Trying to LINQ it all together (Pt. I)

25.04.2007 - 21:33 (4 years, 9 months, 1 week, 4 days ago)

programming, dotnet, TrivadisContent, LINQ

Yeah, yeah, we've all done our from thingy in stuff where thingy.Age > 26, etc., etc.

I wanted to try something else for starters. I fired up my March CTP Orcas and got myself a Person (as usual, I can relate to them). The list I create for testing looks as follows:

    public static Person[] CreatePeopleList() {
      return new Person[] {
        new Person { Name = "Arthur", Posn = Position.Boss, Salary=10000},
        new Person { Name = "Selma", Posn = Position.Middleman, Salary=6000},
        new Person { Name = "Buttocks", Posn = Position.Middleman, Salary=5500},
        new Person { Name = "Shawn", Posn = Position.Peasant, Salary=4000},
        new Person { Name = "Burgess", Posn = Position.Peasant, Salary=3800},
      };
    }

Bog standard hierarchy in any company. My aim now was to get a total of the salaries grouped by the available positions. The new capabilities indeed allow to quickly express such a thing, albeit I suppose I am becoming a lambda fan, since that was my first result:

  Person[] pees = Person.CreatePeopleList();
  var salaryDistribution =
  pees.GroupBy(p => p.Posn)
    .Select(group => 
              new { 
                Position = group.Key, 
                TotalSalary = group.Sum(p => p.Salary) 
              });

  salaryDistribution.ToList()
    .ForEach(entry => 
               Console.WriteLine("Position {0} earns {1} bucks",entry.Position,entry.TotalSalary));

Those funny Select() and GroupBy() all come from the System.Linq namespace and are extension methods to your well-known IEnumerable<> interface.
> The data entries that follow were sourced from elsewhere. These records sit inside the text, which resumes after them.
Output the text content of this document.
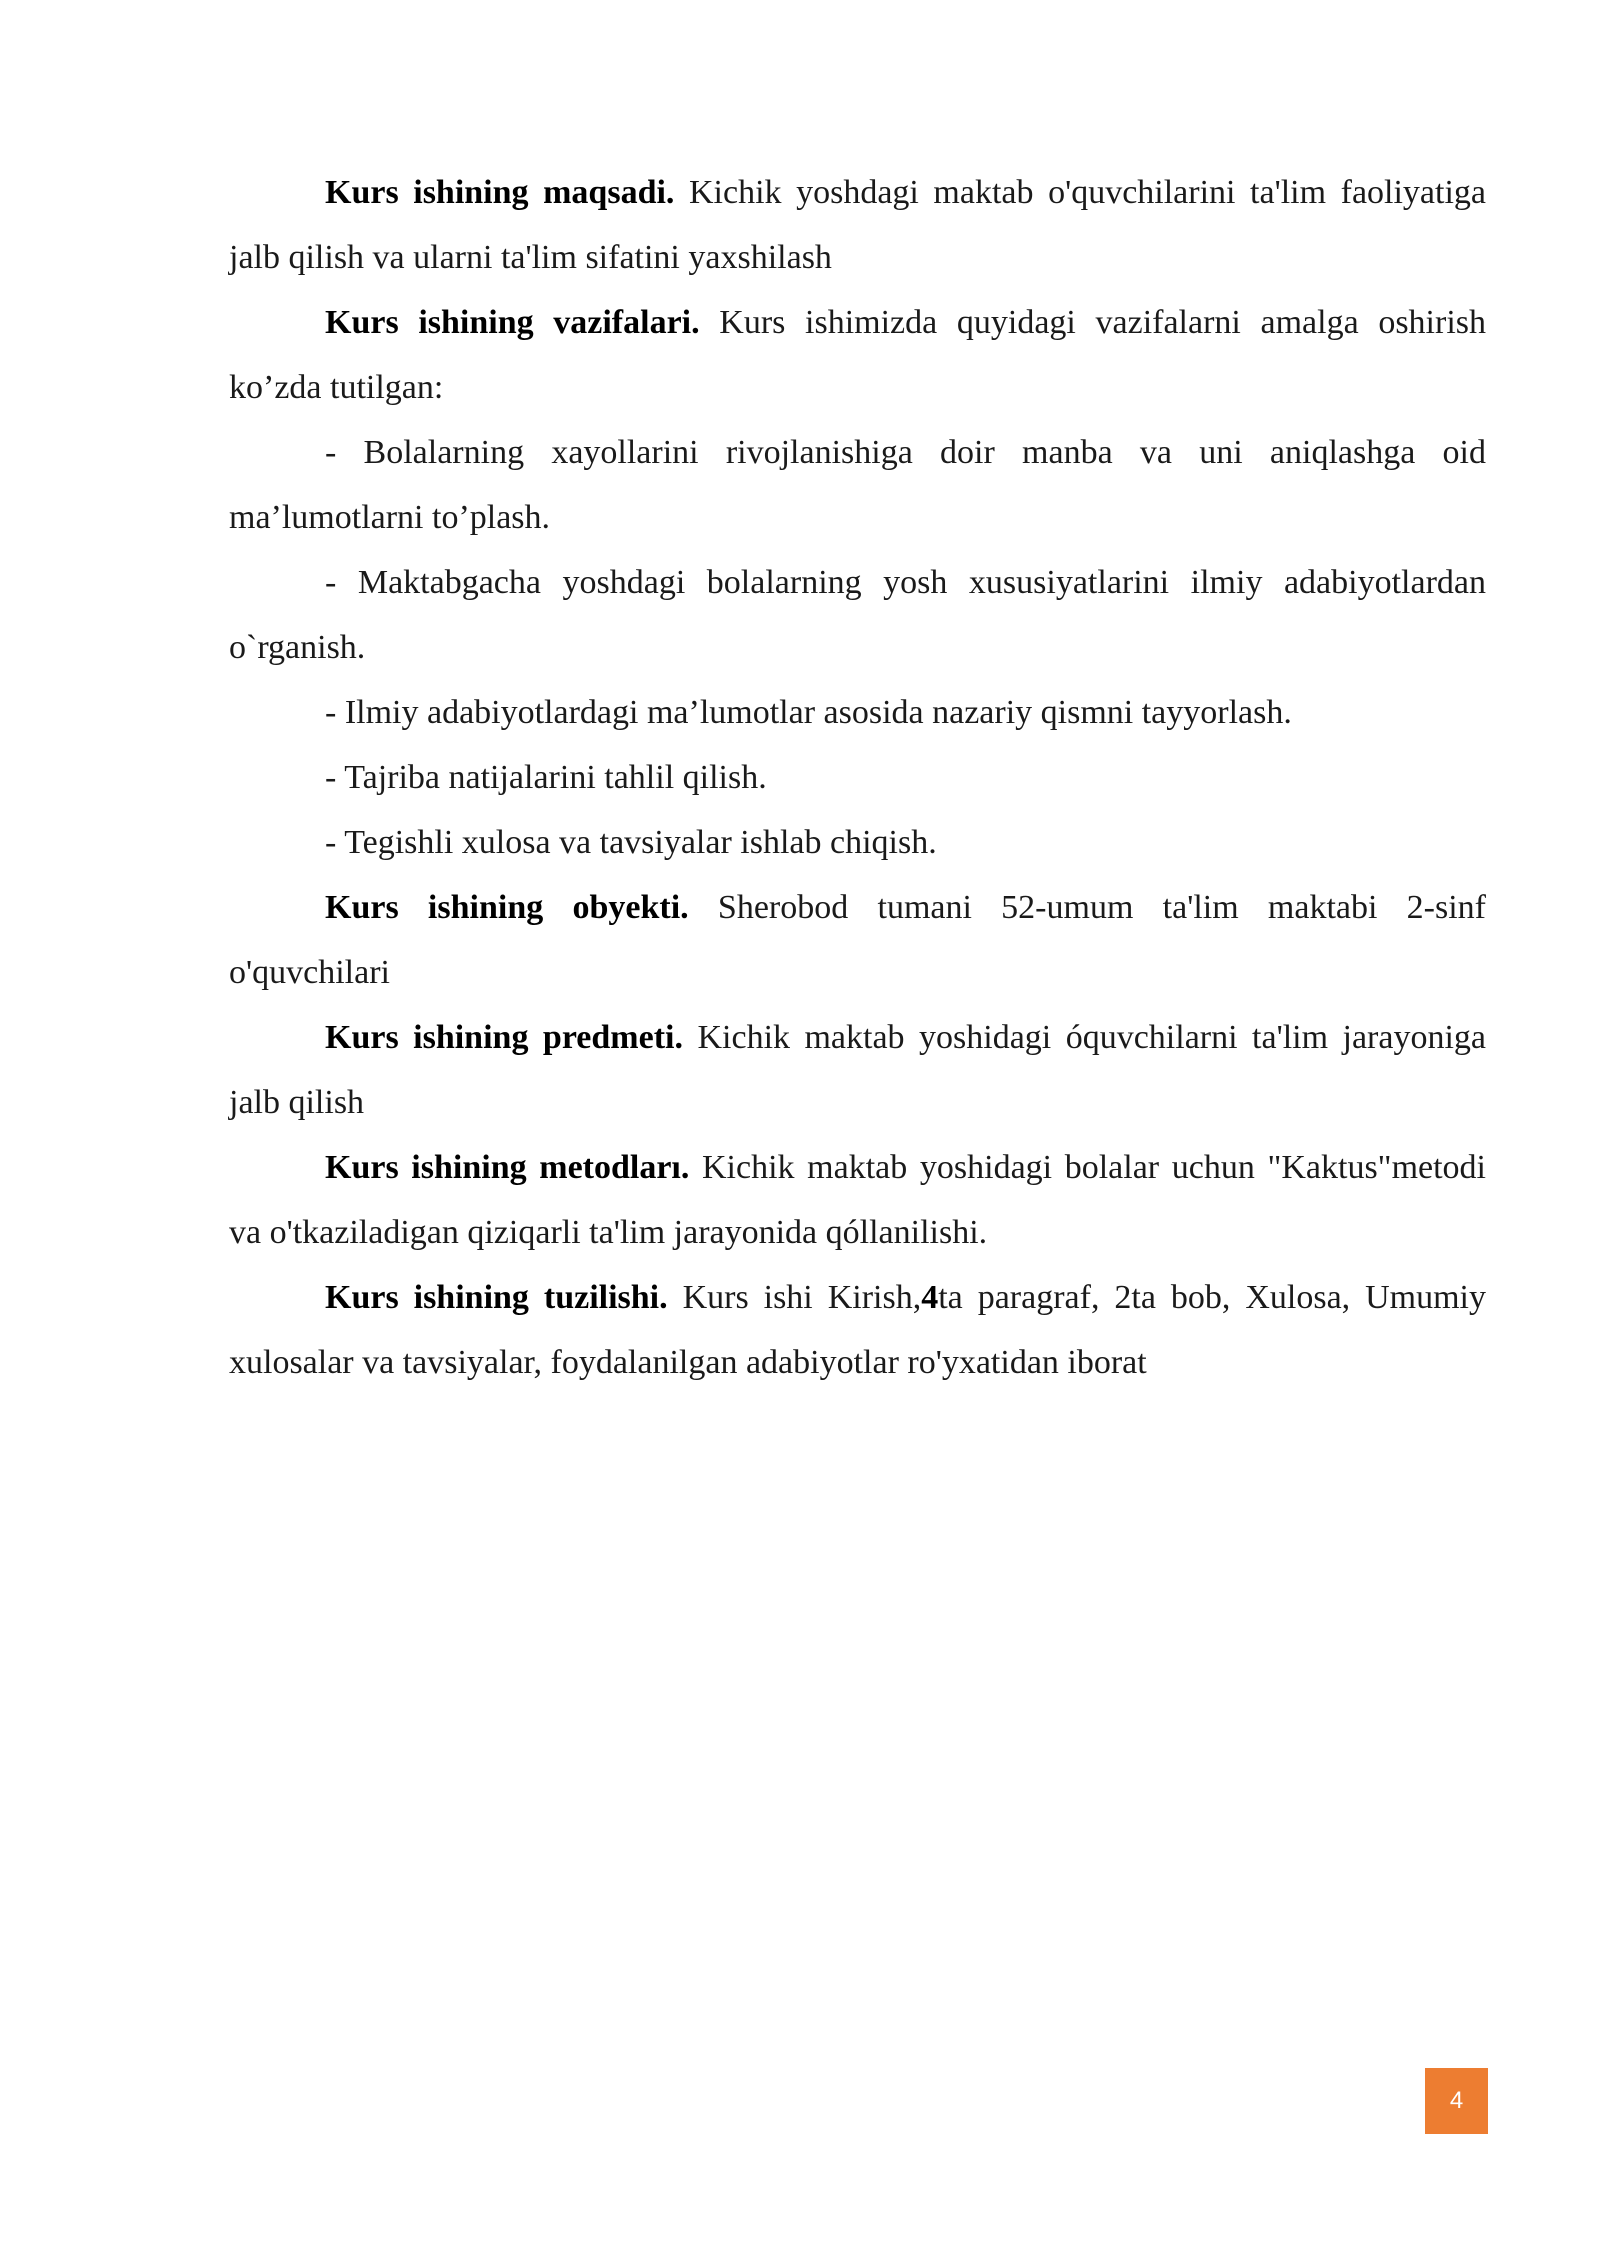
Kurs ishining maqsadi. Kichik yoshdagi maktab o'quvchilarini ta'lim faoliyatiga jalb qilish va ularni ta'lim sifatini yaxshilash

Kurs ishining vazifalari. Kurs ishimizda quyidagi vazifalarni amalga oshirish ko’zda tutilgan:

- Bolalarning xayollarini rivojlanishiga doir manba va uni aniqlashga oid ma’lumotlarni to’plash.

- Maktabgacha yoshdagi bolalarning yosh xususiyatlarini ilmiy adabiyotlardan o`rganish.

- Ilmiy adabiyotlardagi ma’lumotlar asosida nazariy qismni tayyorlash.

- Tajriba natijalarini tahlil qilish.

- Tegishli xulosa va tavsiyalar ishlab chiqish.

Kurs ishining obyekti. Sherobod tumani 52-umum ta'lim maktabi 2-sinf o'quvchilari

Kurs ishining predmeti. Kichik maktab yoshidagi óquvchilarni ta'lim jarayoniga jalb qilish

Kurs ishining metodları. Kichik maktab yoshidagi bolalar uchun "Kaktus"metodi va o'tkaziladigan qiziqarli ta'lim jarayonida qóllanilishi.

Kurs ishining tuzilishi. Kurs ishi Kirish,4ta paragraf, 2ta bob, Xulosa, Umumiy xulosalar va tavsiyalar, foydalanilgan adabiyotlar ro'yxatidan iborat

4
In other words, all arrays, collections, etc. can benefit from LINQ functionality.

First question: Is the code understandable? I hope so. In this specific case

  • GroupBy() returns an Enumerable of Type IGrouping<Position,Person>.
  • This thing has a Key and can again in turn be enumerated, here it results in returning all Persons grouped under that key.
  • In other words, I can now apply the Select(). This one is quite similar to a IEnumerable -> IEnumerable mapping.
  • The Select on the group by then returns the IGrouping<Position,Person> objects from which the key (Person's Position) can be extracted.
  • Since it is in itself also enumerable we can now use the Sum() method (also a new LINQ method) which will generate a sum over all provided elements.
  • From all this stuff I finally generate an anonymous type containing the position and the sum of salaries under that position.

So far, so nice. I spared myself of writing the same code with C#2.0 capabilities, but I would expect it to be roughly 5-8 lines more. We don't really need funny keywords to get the power of LINQ, ...[snip]
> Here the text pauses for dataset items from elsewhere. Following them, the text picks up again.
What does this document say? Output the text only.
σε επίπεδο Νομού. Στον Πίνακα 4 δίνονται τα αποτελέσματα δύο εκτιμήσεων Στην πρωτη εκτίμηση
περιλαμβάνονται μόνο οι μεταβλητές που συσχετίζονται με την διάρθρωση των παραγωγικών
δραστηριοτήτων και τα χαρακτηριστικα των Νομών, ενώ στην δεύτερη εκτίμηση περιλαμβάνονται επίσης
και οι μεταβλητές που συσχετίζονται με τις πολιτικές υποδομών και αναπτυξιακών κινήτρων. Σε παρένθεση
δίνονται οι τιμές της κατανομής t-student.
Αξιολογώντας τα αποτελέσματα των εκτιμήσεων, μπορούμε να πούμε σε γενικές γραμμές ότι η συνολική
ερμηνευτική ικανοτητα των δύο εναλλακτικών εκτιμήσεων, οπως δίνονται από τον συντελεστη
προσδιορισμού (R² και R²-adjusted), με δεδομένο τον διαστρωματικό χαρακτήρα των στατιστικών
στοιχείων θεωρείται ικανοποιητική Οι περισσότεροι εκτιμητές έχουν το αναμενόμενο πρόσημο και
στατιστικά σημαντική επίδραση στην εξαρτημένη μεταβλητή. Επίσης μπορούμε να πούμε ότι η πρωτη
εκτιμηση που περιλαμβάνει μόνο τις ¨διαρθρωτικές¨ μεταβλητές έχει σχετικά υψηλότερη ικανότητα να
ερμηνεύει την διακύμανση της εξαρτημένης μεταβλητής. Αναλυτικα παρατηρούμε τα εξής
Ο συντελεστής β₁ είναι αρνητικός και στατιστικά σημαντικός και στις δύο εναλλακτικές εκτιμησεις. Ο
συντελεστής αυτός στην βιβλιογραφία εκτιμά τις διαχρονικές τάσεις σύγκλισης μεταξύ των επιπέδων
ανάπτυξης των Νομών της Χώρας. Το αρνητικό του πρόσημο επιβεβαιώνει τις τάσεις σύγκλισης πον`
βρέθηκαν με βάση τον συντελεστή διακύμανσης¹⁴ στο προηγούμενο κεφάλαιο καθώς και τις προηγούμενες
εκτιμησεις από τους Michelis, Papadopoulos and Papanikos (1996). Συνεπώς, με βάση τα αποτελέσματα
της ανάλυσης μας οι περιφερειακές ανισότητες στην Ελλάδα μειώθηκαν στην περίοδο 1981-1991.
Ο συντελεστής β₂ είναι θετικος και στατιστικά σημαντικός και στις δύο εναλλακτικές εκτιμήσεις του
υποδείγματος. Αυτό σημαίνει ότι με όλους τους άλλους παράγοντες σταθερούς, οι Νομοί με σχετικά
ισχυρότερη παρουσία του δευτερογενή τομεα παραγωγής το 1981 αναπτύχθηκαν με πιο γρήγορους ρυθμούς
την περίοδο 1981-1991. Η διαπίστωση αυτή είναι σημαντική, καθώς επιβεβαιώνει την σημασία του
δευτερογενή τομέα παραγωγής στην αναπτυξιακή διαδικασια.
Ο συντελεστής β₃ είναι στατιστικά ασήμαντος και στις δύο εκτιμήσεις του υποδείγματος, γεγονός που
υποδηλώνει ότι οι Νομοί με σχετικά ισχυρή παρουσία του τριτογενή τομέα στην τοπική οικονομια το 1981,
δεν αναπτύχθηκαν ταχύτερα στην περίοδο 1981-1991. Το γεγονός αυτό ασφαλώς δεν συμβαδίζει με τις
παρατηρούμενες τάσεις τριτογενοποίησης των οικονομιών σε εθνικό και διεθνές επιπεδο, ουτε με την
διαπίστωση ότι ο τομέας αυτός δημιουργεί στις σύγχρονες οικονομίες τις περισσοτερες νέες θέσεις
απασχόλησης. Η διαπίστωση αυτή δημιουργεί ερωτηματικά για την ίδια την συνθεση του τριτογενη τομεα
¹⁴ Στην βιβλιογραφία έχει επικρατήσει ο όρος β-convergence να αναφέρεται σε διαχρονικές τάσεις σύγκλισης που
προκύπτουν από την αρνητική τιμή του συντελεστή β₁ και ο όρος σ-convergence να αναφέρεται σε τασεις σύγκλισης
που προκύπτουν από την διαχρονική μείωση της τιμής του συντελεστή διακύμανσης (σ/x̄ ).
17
Update from 29.04.07 - The following lines lead to wrong conclusions. For a better picture read the next post

in fact in this case a bug stopped me in my attempt to express this query with the available keywords select, group, etc.

That is as far as I got:
          var salarySums =
            from p in pees
            group p by p.Posn into groups
            from grp in groups
            select grp.Key;
The error you'll get:
'Popular.Person' does not contain a definition for 'Key' and no extension method 'Key' accepting a first argument of type 'Popular.Person' could be found (are you missing a using directive or an assembly reference?)

Oops, did I miss something? Heck, no, you would expect groups to be an IEnumerable containing IGrouping, just like what I did with the lambdas further up. That is in fact what the current documentation also expects and when I copy the doc's group by example into my source code it fails by the same reason: The compiler thinks that groups is an IEnumerable containing...Persons. This is plain wrong and I will see if I get it to Microsoft somehow, if it hasn't already happened.

To sum it up for today: I think the LINQ methods are very practical but I have the feeling that I will favour the lambda-based usage over the keyword-based one. In this case the keyword-based query would have gotten pretty convoluted. Time will tell what is more readable / maintainable/ powerful!